Un’Europa inconsapevole della propria storia e dei propri errori è un’Europa destinata a precipitare in un nuovo baratro. Al contrario un’Europa in grado di far tesoro della drammatica lezione del passato sarà protagonista di un vero cambiamento. A difesa e tutela, nel segno di una Memoria viva messa al servizio della collettività, dei diritti e della libertà di tutti. È il messaggio della storica visita avvenuta quest’oggi a Fossoli, nel 77esimo anniversario dell’eccidio nazista di 67 internati politici, da parte della presidente della Commissione UE Ursula von der Leyen e del presidente del Parlamento europeo David Sassoli.

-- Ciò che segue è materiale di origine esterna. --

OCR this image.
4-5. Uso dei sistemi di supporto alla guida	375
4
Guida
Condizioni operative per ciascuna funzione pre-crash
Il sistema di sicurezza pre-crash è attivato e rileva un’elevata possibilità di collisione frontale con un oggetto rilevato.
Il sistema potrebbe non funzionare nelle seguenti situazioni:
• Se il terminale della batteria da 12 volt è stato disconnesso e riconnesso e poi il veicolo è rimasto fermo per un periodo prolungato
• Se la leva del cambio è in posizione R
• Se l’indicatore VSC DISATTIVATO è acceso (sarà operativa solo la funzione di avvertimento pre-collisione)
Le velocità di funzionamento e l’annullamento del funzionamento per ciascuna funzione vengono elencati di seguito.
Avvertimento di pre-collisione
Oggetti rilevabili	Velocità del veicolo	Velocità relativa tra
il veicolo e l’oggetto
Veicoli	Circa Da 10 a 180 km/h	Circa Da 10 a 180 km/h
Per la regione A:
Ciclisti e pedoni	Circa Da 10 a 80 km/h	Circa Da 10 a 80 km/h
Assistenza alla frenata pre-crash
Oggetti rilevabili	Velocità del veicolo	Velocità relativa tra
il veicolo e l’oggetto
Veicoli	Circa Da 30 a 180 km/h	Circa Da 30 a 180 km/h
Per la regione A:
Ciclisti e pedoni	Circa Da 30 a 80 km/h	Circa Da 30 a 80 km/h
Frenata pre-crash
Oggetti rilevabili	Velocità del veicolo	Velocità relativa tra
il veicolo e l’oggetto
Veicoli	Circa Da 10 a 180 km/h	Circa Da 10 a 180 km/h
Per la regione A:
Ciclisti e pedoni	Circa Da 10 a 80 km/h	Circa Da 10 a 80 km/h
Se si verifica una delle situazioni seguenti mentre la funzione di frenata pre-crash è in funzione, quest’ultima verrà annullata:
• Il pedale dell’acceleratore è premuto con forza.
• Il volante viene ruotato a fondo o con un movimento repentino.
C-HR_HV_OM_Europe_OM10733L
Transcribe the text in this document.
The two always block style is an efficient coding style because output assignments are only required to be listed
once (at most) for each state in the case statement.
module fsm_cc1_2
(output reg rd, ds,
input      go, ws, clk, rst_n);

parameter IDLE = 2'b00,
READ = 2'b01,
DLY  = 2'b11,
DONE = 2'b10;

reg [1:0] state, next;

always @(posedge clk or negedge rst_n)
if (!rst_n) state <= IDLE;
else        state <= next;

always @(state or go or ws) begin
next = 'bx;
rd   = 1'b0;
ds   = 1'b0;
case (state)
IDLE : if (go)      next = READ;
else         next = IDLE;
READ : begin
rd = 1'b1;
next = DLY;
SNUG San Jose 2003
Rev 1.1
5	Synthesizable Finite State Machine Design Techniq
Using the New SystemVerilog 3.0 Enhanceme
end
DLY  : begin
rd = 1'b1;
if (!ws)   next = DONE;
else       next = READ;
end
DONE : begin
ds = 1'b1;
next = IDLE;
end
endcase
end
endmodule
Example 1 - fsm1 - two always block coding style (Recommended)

“So che devo la mia stessa libertà, a persone come i vostri genitori e i vostri nonni. Quindi oggi voglio onorare la memoria di tutti coloro che hanno combattuto per la nostra liberazione. È anche grazie al loro sacrificio che è nata un’Europa finalmente pacifica e democratica” ha detto von der Leyen nel corso della cerimonia istituzionale, successiva alla deposizione di una corona e alle preghiere in ricordo delle vittime da parte del vescovo di Carpi Erio Castellucci e del rabbino capo di Modena e Reggio Emilia rav Beniamino Goldstein (immagine in basso). “La nostra Unione – ha poi aggiunto la presidente della Commissione, citando anche Primo Levi – è lungi dall’essere perfetta. E ogni giorno dobbiamo chiederci se siamo fedeli ai suoi valori fondanti. E dobbiamo agire, qualora non fosse così”.
Al centro della sua riflessione, come in quella del presidente Sassoli, il contrasto a nuovi pulsioni nazionaliste e discriminatorie (evidente il riferimento allo scontro sul tema omofobia con il premier ungherese Orban) e il contrasto a un antisemitismo tornato ad alzare la testa. Essenziale in questo senso, ha osservato Sassoli, l’azione del ricordo. Una luce che aiuta a capire. “L’orrore che ci travolse – ha sottolineato – nasceva dentro grandi culture democratiche, liberali, progressiste anche, in un tempo di grandi invenzioni tecnologiche, di scoperte, di artisti, letterati e filosofi cosmopoliti e pieni di ingegno, ma tutti, tutti, incapaci di fiutare per tempo il pericolo del fascismo e del nazismo”. Una miopia che fu fatale. Le istituzioni europee, ha ribadito Sassoli, “sentono il dovere, tutte insieme, di non dimenticare”.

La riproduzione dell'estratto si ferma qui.